La normalisation des relations avec l’Arabie saoudite « est à portée de main », a déclaré le ministre israélien des Affaires étrangères Eli Cohen dans une interview à Ynet. Cohen a ajouté que la conclusion d’un accord entre Tel-Aviv et Riyad n’était qu’une question de temps et qu’un accord serait dans l’intérêt des États-Unis. « L’administration Biden veut un résultat politique avant l’élection présidentielle de 2024 », a expliqué M. Cohen. « Les Américains, s’intéressent aussi à l’économie et un accord américano-saoudiens permettrait de réduire les coûts de l’énergie. Les Saoudiens cherchent à se défendre contre l’Iran », a-t-il souligné, nous expliquent Gabriele Carrer et Emanuele Rossi, auteurs de l’analyse dans les colonnes du quotidien italien «Formiche».

Les « discussions sont en cours » et il reste encore du travail à faire avant d’arriver à un « cadre » pour la « normalisation » des relations entre l’Arabie saoudite et Israël, a déclaré hier John Kirby, porte-parole du Conseil de sécurité nationale des États-Unis, commentant les rumeurs du Wall Street Journal. Le quotidien, citant en effet des sources de l’administration, avait rapporté que les États-Unis et l’Arabie saoudite sont parvenus à un accord de principe pour que Riyad reconnaisse Israël, en échange de concessions aux Palestiniens, de garanties de sécurité et d’une aide au nucléaire civil de la part de Washington.

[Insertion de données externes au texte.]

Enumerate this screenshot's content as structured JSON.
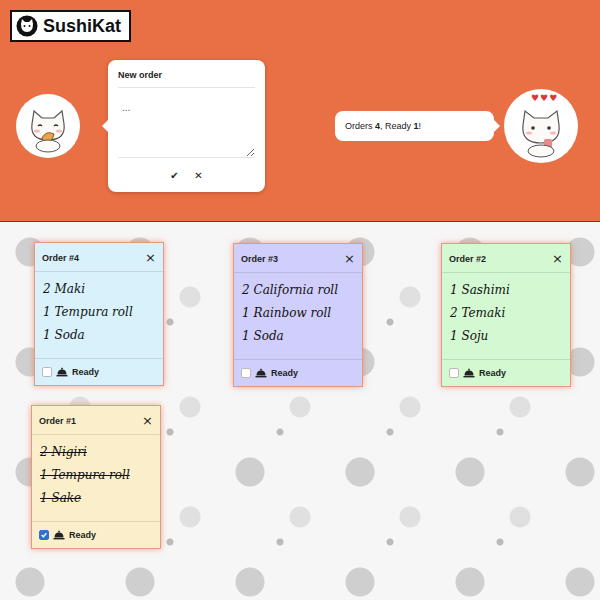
{
  "logo": {
    "text": "SushiKat"
  },
  "new_order": {
    "title": "New order",
    "placeholder": "...",
    "buttons": [
      "✔",
      "✕"
    ]
  },
  "status": {
    "parts": [
      {
        "text": "Orders ",
        "bold": false
      },
      {
        "text": "4",
        "bold": true
      },
      {
        "text": ", Ready ",
        "bold": false
      },
      {
        "text": "1",
        "bold": true
      },
      {
        "text": "!",
        "bold": false
      }
    ]
  },
  "hearts": "♥♥♥",
  "orders": [
    {
      "title": "Order #4",
      "close": "×",
      "color": "#d8f1fb",
      "items": [
        "2 Maki",
        "1 Tempura roll",
        "1 Soda"
      ],
      "ready": false,
      "ready_label": "Ready"
    },
    {
      "title": "Order #3",
      "close": "×",
      "color": "#d0cefb",
      "items": [
        "2 California roll",
        "1 Rainbow roll",
        "1 Soda"
      ],
      "ready": false,
      "ready_label": "Ready"
    },
    {
      "title": "Order #2",
      "close": "×",
      "color": "#d4f8d1",
      "items": [
        "1 Sashimi",
        "2 Temaki",
        "1 Soju"
      ],
      "ready": false,
      "ready_label": "Ready"
    },
    {
      "title": "Order #1",
      "close": "×",
      "color": "#fbefcb",
      "items": [
        "2 Nigiri",
        "1 Tempura roll",
        "1 Sake"
      ],
      "ready": true,
      "ready_label": "Ready"
    }
  ]
}
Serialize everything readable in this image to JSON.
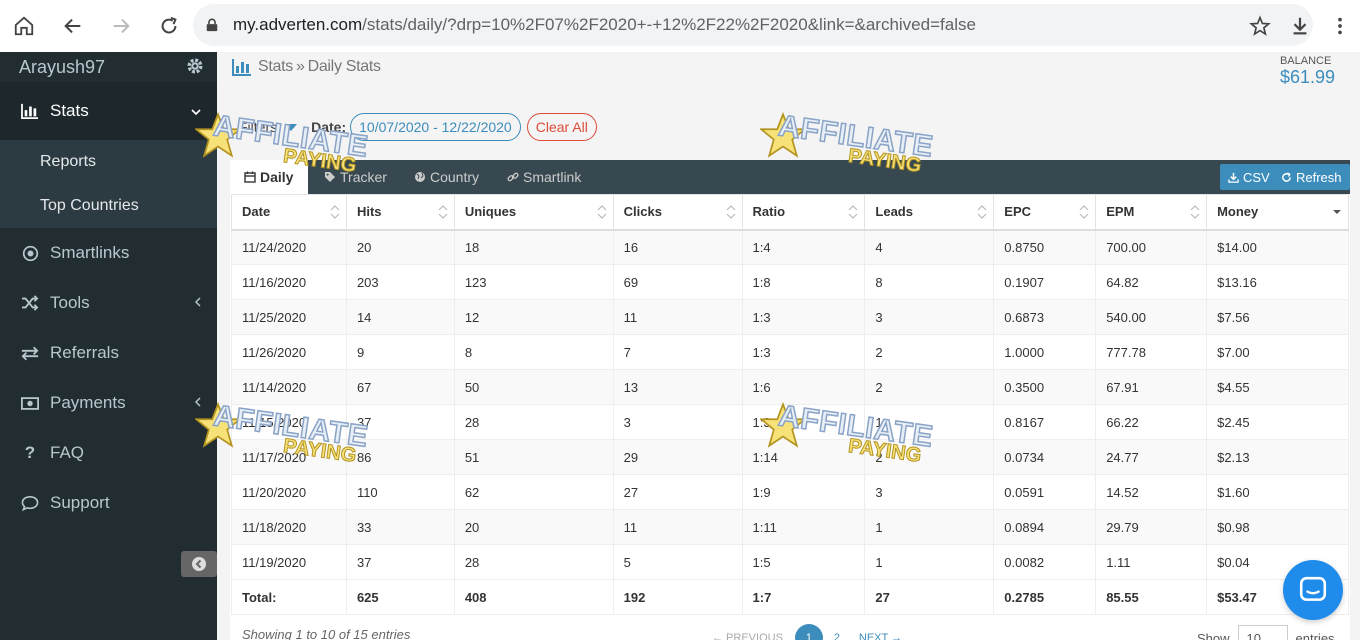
{
  "browser": {
    "url_host": "my.adverten.com",
    "url_path": "/stats/daily/?drp=10%2F07%2F2020+-+12%2F22%2F2020&link=&archived=false"
  },
  "sidebar": {
    "username": "Arayush97",
    "menu": [
      {
        "label": "Stats",
        "icon": "bar-chart-icon",
        "active": true
      },
      {
        "label": "Smartlinks",
        "icon": "target-icon"
      },
      {
        "label": "Tools",
        "icon": "random-icon"
      },
      {
        "label": "Referrals",
        "icon": "exchange-icon"
      },
      {
        "label": "Payments",
        "icon": "money-icon"
      },
      {
        "label": "FAQ",
        "icon": "question-icon"
      },
      {
        "label": "Support",
        "icon": "chat-bubble-icon"
      }
    ],
    "submenu": [
      "Reports",
      "Top Countries"
    ]
  },
  "header": {
    "breadcrumb_root": "Stats",
    "breadcrumb_sep": "»",
    "breadcrumb_current": "Daily Stats",
    "balance_label": "BALANCE",
    "balance_value": "$61.99"
  },
  "filters": {
    "label": "Filters",
    "date_label": "Date:",
    "date_range": "10/07/2020 - 12/22/2020",
    "clear_label": "Clear All"
  },
  "tabs": [
    "Daily",
    "Tracker",
    "Country",
    "Smartlink"
  ],
  "toolbar": {
    "csv_label": "CSV",
    "refresh_label": "Refresh"
  },
  "table": {
    "columns": [
      "Date",
      "Hits",
      "Uniques",
      "Clicks",
      "Ratio",
      "Leads",
      "EPC",
      "EPM",
      "Money"
    ],
    "rows": [
      [
        "11/24/2020",
        "20",
        "18",
        "16",
        "1:4",
        "4",
        "0.8750",
        "700.00",
        "$14.00"
      ],
      [
        "11/16/2020",
        "203",
        "123",
        "69",
        "1:8",
        "8",
        "0.1907",
        "64.82",
        "$13.16"
      ],
      [
        "11/25/2020",
        "14",
        "12",
        "11",
        "1:3",
        "3",
        "0.6873",
        "540.00",
        "$7.56"
      ],
      [
        "11/26/2020",
        "9",
        "8",
        "7",
        "1:3",
        "2",
        "1.0000",
        "777.78",
        "$7.00"
      ],
      [
        "11/14/2020",
        "67",
        "50",
        "13",
        "1:6",
        "2",
        "0.3500",
        "67.91",
        "$4.55"
      ],
      [
        "11/15/2020",
        "37",
        "28",
        "3",
        "1:3",
        "1",
        "0.8167",
        "66.22",
        "$2.45"
      ],
      [
        "11/17/2020",
        "86",
        "51",
        "29",
        "1:14",
        "2",
        "0.0734",
        "24.77",
        "$2.13"
      ],
      [
        "11/20/2020",
        "110",
        "62",
        "27",
        "1:9",
        "3",
        "0.0591",
        "14.52",
        "$1.60"
      ],
      [
        "11/18/2020",
        "33",
        "20",
        "11",
        "1:11",
        "1",
        "0.0894",
        "29.79",
        "$0.98"
      ],
      [
        "11/19/2020",
        "37",
        "28",
        "5",
        "1:5",
        "1",
        "0.0082",
        "1.11",
        "$0.04"
      ]
    ],
    "total": [
      "Total:",
      "625",
      "408",
      "192",
      "1:7",
      "27",
      "0.2785",
      "85.55",
      "$53.47"
    ]
  },
  "footer": {
    "info": "Showing 1 to 10 of 15 entries",
    "prev": "← PREVIOUS",
    "pages": [
      "1",
      "2"
    ],
    "next": "NEXT →",
    "show_label": "Show",
    "show_value": "10",
    "entries_label": "entries"
  },
  "watermark": {
    "line1": "AFFILIATE",
    "line2": "PAYING"
  },
  "colors": {
    "accent": "#3c8dbc",
    "danger": "#dd4b39",
    "sidebar": "#222d32",
    "tabbar": "#374850"
  }
}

Dans une interview à Bloomberg lundi, également pour rassurer les investisseurs sur la stabilité de son pays, le Premier ministre israélien Benyamin Netanyahu s’est dit « ouvert à d’éventuelles concessions avec les Palestiniens » si un accord avec l’Arabie saoudite devait en dépendre. Au cours de la conversation, il a laissé entendre qu’il ne permettrait pas aux membres de sa coalition de bloquer un éventuel accord avec Riyad. La veille, dans une interview au journal saoudien «Elaph», le ministre Cohen avait expliqué que la question palestinienne « ne sera pas un obstacle à la normalisation des relations avec l’Arabie saoudite ». L’actuel gouvernement israélien « adoptera des mesures visant à améliorer l’économie palestinienne », a-t-il assuré, commentant la possibilité que Riyad exige des « concessions significatives » aux Palestiniens pour un accord de normalisation avec Israël. « Une visite en Israël d’un ministre saoudien des Affaires étrangères serait un jour de fête », a fait remarquer Cohen.

La route semble assez toute tracée et débouche sur un Moyen-Orient qui apparaît aujourd’hui plus serein que prévu. Certains analystes notent que la normalisation pourrait intervenir d’ici la fin de l’année. Mais il est également vrai que les Saoudiens, en particulier le prince héritier Mohammed ben Salmane (MBS), ont parlé de l’accord d’une manière différente face à leurs interlocuteurs. Le dossier est de la plus haute importance, donc, aussi la narration qui l’entoure.

En 2020, les accords d’Abraham, le plus grand succès diplomatique de l’administration Trump, ont conduit à la normalisation des relations d’Israël avec Bahreïn, le Maroc et les Émirats arabes unis. Le blocus du Qatar par l’Arabie saoudite et les Émirats arabes unis a pris fin il y a deux ans dans le processus connu sous le nom de «réconciliation d’al-Oula». Le Conseil de coopération du Golfe (CCG) a retrouvé une certaine aisance d’action.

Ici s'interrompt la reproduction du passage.